Invoke myResolver.resolve to start the main file‑resolution flow.

Internally, doResolve triggers the first hook (e.g., resolve ), which finds a registered plugin such as ParsePlugin .

ParsePlugin performs initial parsing and then calls doResolve for the next hook ( parsed-resolve ), continuing the chain.

Integration steps :

Install the custom package: npm install @hb/multi-scene-resolve-plugin .

Import the package in the project’s configuration file.

Replace Taro’s built‑in multiPlatformPlugin with the custom plugin.

Usage tips :

All platform‑specific files must expose a unified interface.

Import files by their base name without suffixes.

Provide a platform‑agnostic default file to avoid TypeScript errors.

Q&A :

Why replace Taro’s MultiPlatformPlugin ? Because it cannot resolve paths like /pages/riding/useHelmet.oho.weapp.ts , and parallel processing would increase compile time.

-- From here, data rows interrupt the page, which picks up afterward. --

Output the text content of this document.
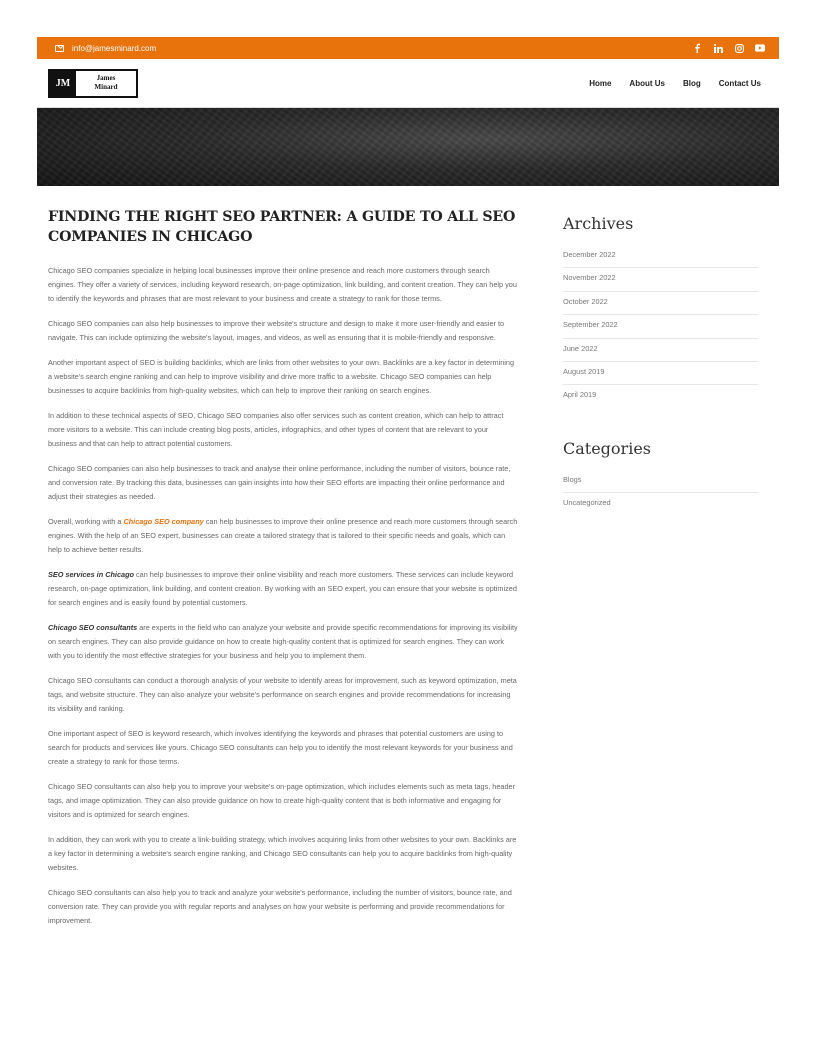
info@jamesminard.com
JM	James
Minard	Home About Us Blog Contact Us
FINDING THE RIGHT SEO PARTNER: A GUIDE TO ALL SEO COMPANIES IN CHICAGO

Chicago SEO companies specialize in helping local businesses improve their online presence and reach more customers through search engines. They offer a variety of services, including keyword research, on-page optimization, link building, and content creation. They can help you to identify the keywords and phrases that are most relevant to your business and create a strategy to rank for those terms.

Chicago SEO companies can also help businesses to improve their website's structure and design to make it more user-friendly and easier to navigate. This can include optimizing the website's layout, images, and videos, as well as ensuring that it is mobile-friendly and responsive.

Another important aspect of SEO is building backlinks, which are links from other websites to your own. Backlinks are a key factor in determining a website's search engine ranking and can help to improve visibility and drive more traffic to a website. Chicago SEO companies can help businesses to acquire backlinks from high-quality websites, which can help to improve their ranking on search engines.

In addition to these technical aspects of SEO, Chicago SEO companies also offer services such as content creation, which can help to attract more visitors to a website. This can include creating blog posts, articles, infographics, and other types of content that are relevant to your business and that can help to attract potential customers.

Chicago SEO companies can also help businesses to track and analyse their online performance, including the number of visitors, bounce rate, and conversion rate. By tracking this data, businesses can gain insights into how their SEO efforts are impacting their online performance and adjust their strategies as needed.

Overall, working with a Chicago SEO company can help businesses to improve their online presence and reach more customers through search engines. With the help of an SEO expert, businesses can create a tailored strategy that is tailored to their specific needs and goals, which can help to achieve better results.

SEO services in Chicago can help businesses to improve their online visibility and reach more customers. These services can include keyword research, on-page optimization, link building, and content creation. By working with an SEO expert, you can ensure that your website is optimized for search engines and is easily found by potential customers.

Chicago SEO consultants are experts in the field who can analyze your website and provide specific recommendations for improving its visibility on search engines. They can also provide guidance on how to create high-quality content that is optimized for search engines. They can work with you to identify the most effective strategies for your business and help you to implement them.

Chicago SEO consultants can conduct a thorough analysis of your website to identify areas for improvement, such as keyword optimization, meta tags, and website structure. They can also analyze your website's performance on search engines and provide recommendations for increasing its visibility and ranking.

One important aspect of SEO is keyword research, which involves identifying the keywords and phrases that potential customers are using to search for products and services like yours. Chicago SEO consultants can help you to identify the most relevant keywords for your business and create a strategy to rank for those terms.

Chicago SEO consultants can also help you to improve your website's on-page optimization, which includes elements such as meta tags, header tags, and image optimization. They can also provide guidance on how to create high-quality content that is both informative and engaging for visitors and is optimized for search engines.

In addition, they can work with you to create a link-building strategy, which involves acquiring links from other websites to your own. Backlinks are a key factor in determining a website's search engine ranking, and Chicago SEO consultants can help you to acquire backlinks from high-quality websites.

Chicago SEO consultants can also help you to track and analyze your website's performance, including the number of visitors, bounce rate, and conversion rate. They can provide you with regular reports and analyses on how your website is performing and provide recommendations for improvement.

Archives
December 2022
November 2022
October 2022
September 2022
June 2022
August 2019
April 2019
Categories
Blogs
Uncategorized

Are the registration hooks limited to described-resolve and resolve ? No; other hooks such as before-file or file can be used before the filename suffix is bound.

Why can’t the custom plugin run before the built‑in one? The built‑in plugin has higher priority in Taro’s runner chain, and changing the order would affect its file‑filtering logic.

Why write a Webpack plugin instead of a Taro plugin? Webpack plugins are more universally applicable, and Taro’s plugin system only became stable from version 3.6.3.